また、報酬・動機付け・学習などに関わる重要な領域「腹側線条体」と、そこから出力を受け取ってさまざまな脳領域に信号を伝える領域「腹側淡蒼球」を結ぶ神経経路(VS‒VP経路)を、化学遺伝学と呼ばれる手法で選択的に抑制した。
その結果、「報酬だけの課題」では意欲に変化は認められなかった一方、「嫌な課題」ではすぐに始めるようになり、「仕事の一歩目」が出やすくなることが分かった。
これらの結果から、ストレスの高い課題をやらなければいけない時に、VS‒VP経路が、「やろう」と行動を始めるエンジンにブレーキをかける「やる気ブレーキ」として働いていることが示された。また、ご褒美と罰の組み合わせに対する「好き嫌い」や「得か損か」という価値判断や選択そのものは、ほとんど変化しなかった。今回の実験で、VS‒VP経路が嫌な課題に対して行動を始めるブレーキに関わっていることも明らかとなった。

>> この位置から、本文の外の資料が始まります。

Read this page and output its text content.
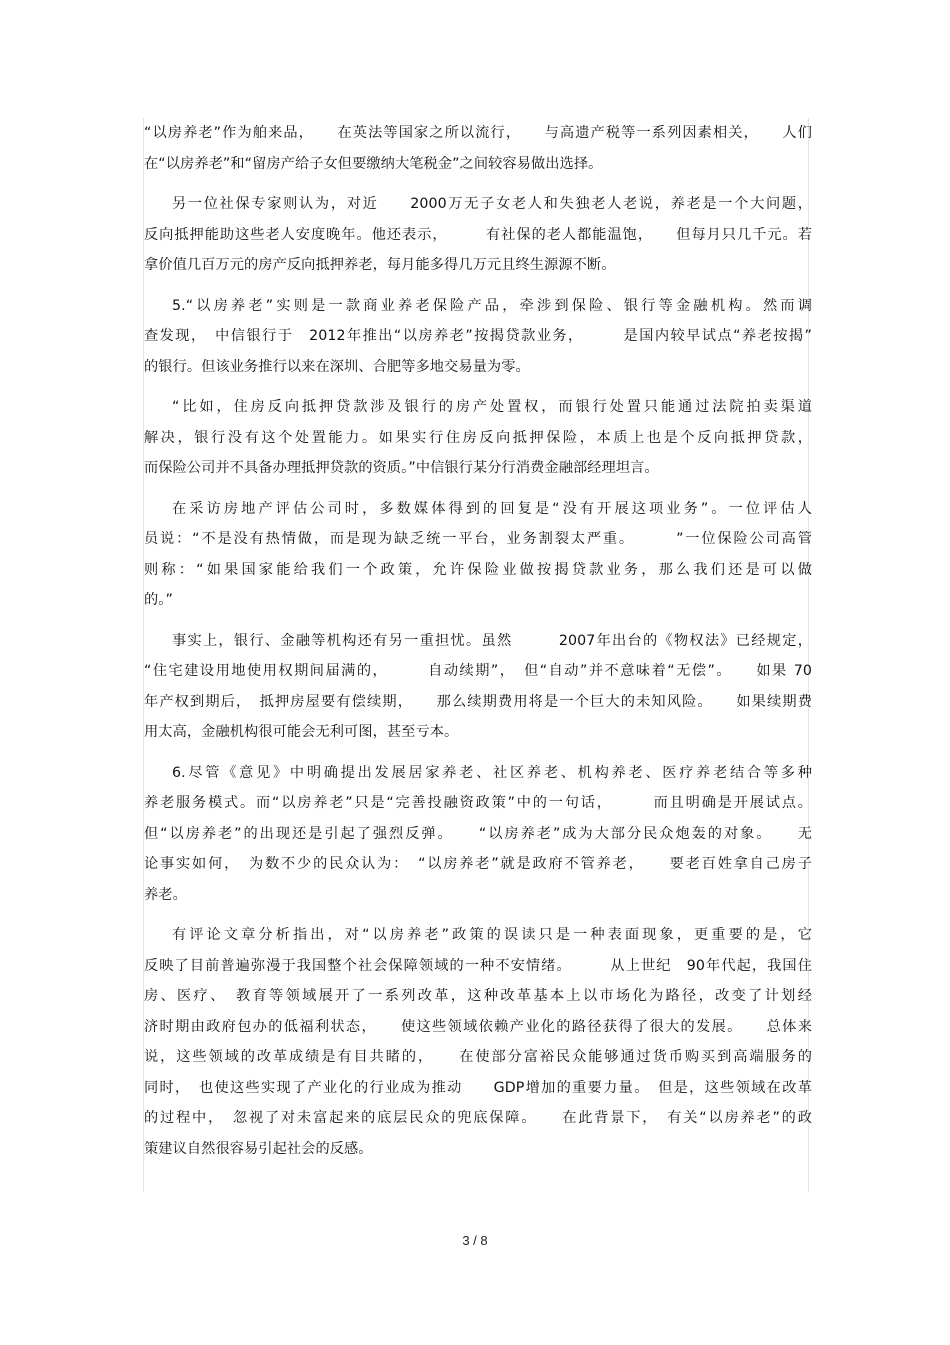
“以房养老”作为舶来品，　　在英法等国家之所以流行，　　与高遗产税等一系列因素相关，　　人们
在“以房养老”和“留房产给子女但要缴纳大笔税金”之间较容易做出选择。
另一位社保专家则认为，对近　　2000万无子女老人和失独老人老说，养老是一个大问题，
反向抵押能助这些老人安度晚年。他还表示，　　　有社保的老人都能温饱，　　但每月只几千元。若
拿价值几百万元的房产反向抵押养老，每月能多得几万元且终生源源不断。
5.“以房养老”实则是一款商业养老保险产品，牵涉到保险、银行等金融机构。然而调
查发现，　中信银行于　2012年推出“以房养老”按揭贷款业务，　　　是国内较早试点“养老按揭”
的银行。但该业务推行以来在深圳、合肥等多地交易量为零。
“比如，住房反向抵押贷款涉及银行的房产处置权，而银行处置只能通过法院拍卖渠道
解决，银行没有这个处置能力。如果实行住房反向抵押保险，本质上也是个反向抵押贷款，
而保险公司并不具备办理抵押贷款的资质。”中信银行某分行消费金融部经理坦言。
在采访房地产评估公司时，多数媒体得到的回复是“没有开展这项业务”。一位评估人
员说：“不是没有热情做，而是现为缺乏统一平台，业务割裂太严重。　　　”一位保险公司高管
则称：“如果国家能给我们一个政策，允许保险业做按揭贷款业务，那么我们还是可以做
的。”
事实上，银行、金融等机构还有另一重担忧。虽然　　　2007年出台的《物权法》已经规定，
“住宅建设用地使用权期间届满的，　　　自动续期”，　但“自动”并不意味着“无偿”。　　如果 70
年产权到期后，　抵押房屋要有偿续期，　　那么续期费用将是一个巨大的未知风险。　　如果续期费
用太高，金融机构很可能会无利可图，甚至亏本。
6.尽管《意见》中明确提出发展居家养老、社区养老、机构养老、医疗养老结合等多种
养老服务模式。而“以房养老”只是“完善投融资政策”中的一句话，　　　而且明确是开展试点。
但“以房养老”的出现还是引起了强烈反弹。　　“以房养老”成为大部分民众炮轰的对象。　　无
论事实如何，　为数不少的民众认为：　“以房养老”就是政府不管养老，　　要老百姓拿自己房子
养老。
有评论文章分析指出，对“以房养老”政策的误读只是一种表面现象，更重要的是，它
反映了目前普遍弥漫于我国整个社会保障领域的一种不安情绪。　　　从上世纪　90年代起，我国住
房、医疗、　教育等领域展开了一系列改革，这种改革基本上以市场化为路径，改变了计划经
济时期由政府包办的低福利状态，　　使这些领域依赖产业化的路径获得了很大的发展。　　总体来
说，这些领域的改革成绩是有目共睹的，　　在使部分富裕民众能够通过货币购买到高端服务的
同时，　也使这些实现了产业化的行业成为推动　　GDP增加的重要力量。　但是，这些领域在改革
的过程中，　忽视了对未富起来的底层民众的兜底保障。　　在此背景下，　有关“以房养老”的政
策建议自然很容易引起社会的反感。
3 / 8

研究グループでは、「VS-VP経路はうつ病や統合失調症の陰性症状などで認められる、自発意欲の強い低下に関わっている可能性が示され、病態理解が今後進むことが期待される」と指摘。また、VS‒VP経路の働きが弱くなりすぎると、本来ならやる気を出してはいけないほどストレスが高い環境でもブレーキがかからず、いわゆるバーンアウト(燃え尽き症候群)につながる可能性もあるとしている。